Верхняя Пышма. Это уже фактически северный пригород разросшегося Свердловска — центральная площадь представляет собой полупустырь, одна сторона которого фланкируется стенами монастыря, другая — новым зданием клуба. Диагональ прямоугольной площади, начинаясь между клубом и монастырем, подхватывает с противоположного конца крутой взвоз, улицу, поднимающуюся от реки. Формальное задание заключается в решении интерьеров клуба и благоустройстве примыкающей к нему площадки. Клуб — типовое, в меру удобное и безличное архитектурное решение, содержащее одни шаблоны, одинаково чуждое и этому городу и всякому другому.

Стремление преодолеть этот шаблон, сделать здание клуба принадлежащим именно этому месту заставляет активно разрушить границу между интерьером и экстерьером, установить между ними новые связи. Эта новая связь интерьера и окружения здания может устанавливаться особым, опосредованным образом. Это использование одинаковых элементов — характерные вазы-бочки, ритм и размер плит мощения, пятна сильного цвета в интерьере и вне здания, тогда они опознаются как элементы единой системы, но воспринимаемые по-разному. Но прежде всего это необычное для новой архитектуры «оформление» фойе, вся внешняя стена которого — сплошной стеклянный занавес. Шаблонный путь — та или иная форма декоративной росписи ярко освещенной стены напротив стеклянного занавеса. Выбранное решение — разработка ландшафта, видимого из окна фойе, превращение этого ландшафта в динамичную пространственную скульптуру, меняющуюся в зависимости от сезона, времени дня, освещения. Тогда — вполне логично — изнутри фойе делается подчеркнуто декоративная, почти барочная золотая рама (мозаика) для возникающей картины.

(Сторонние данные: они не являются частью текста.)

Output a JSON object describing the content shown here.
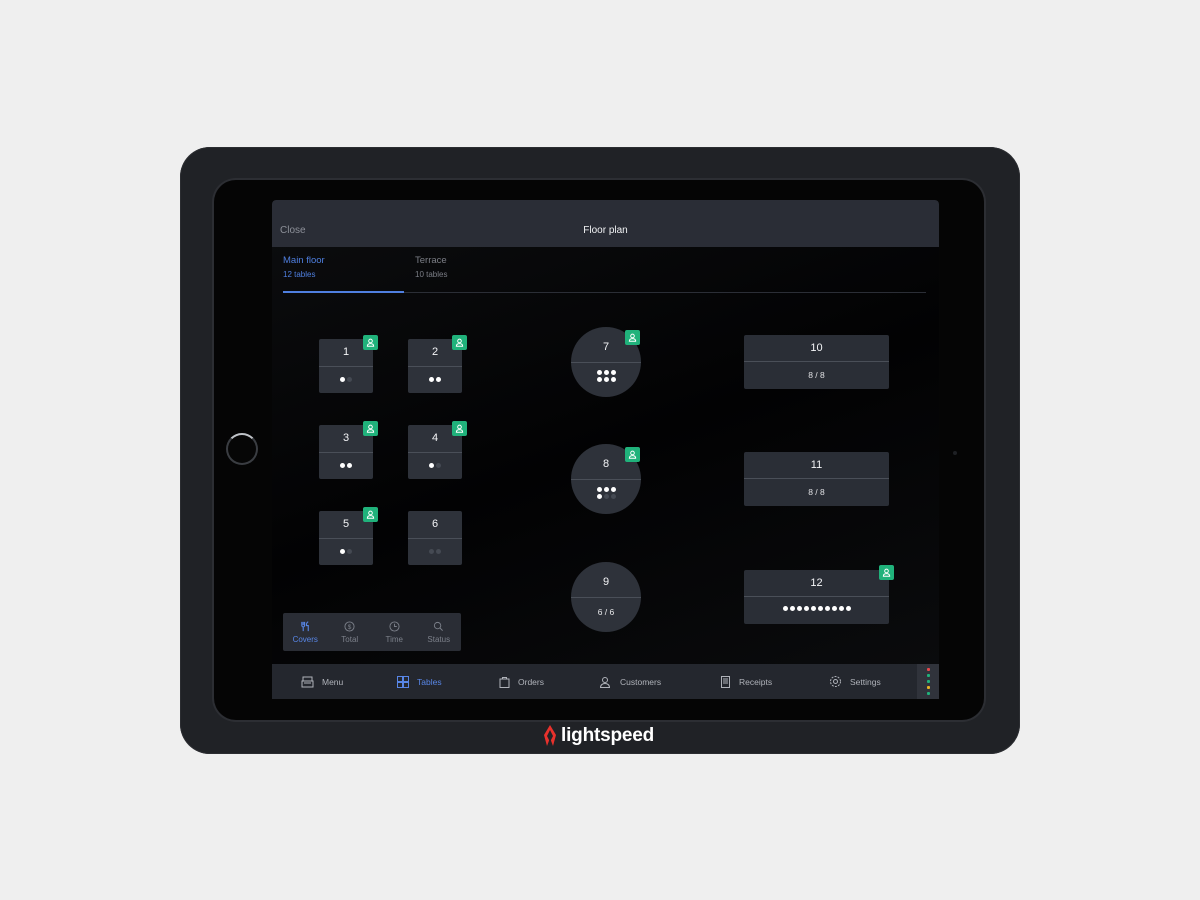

Возникает любопытный методический эксперимент: парк разрабатывается одновременно и как пространство изнутри со всеми его функциональными и композиционными подразделами, и как картина, воспринимаемая с одной фиксированной точки. Но последнее не совсем точно — пятнадцатиметровое стекло, являясь почти точкой в масштабе всей площади, для читающего парк через раму изнутри позволяет сохранить и усилить эффект стереоскопического видения. Каждый элемент паркового пространства практически оценивается, таким образом, дважды: изнутри парка в уровне обычного горизонта, вблизи и вдали; извне парка, в уровне поднятого на пять метров (высота первого этажа) горизонта, только издали с небольшими смещениями по горизонтали.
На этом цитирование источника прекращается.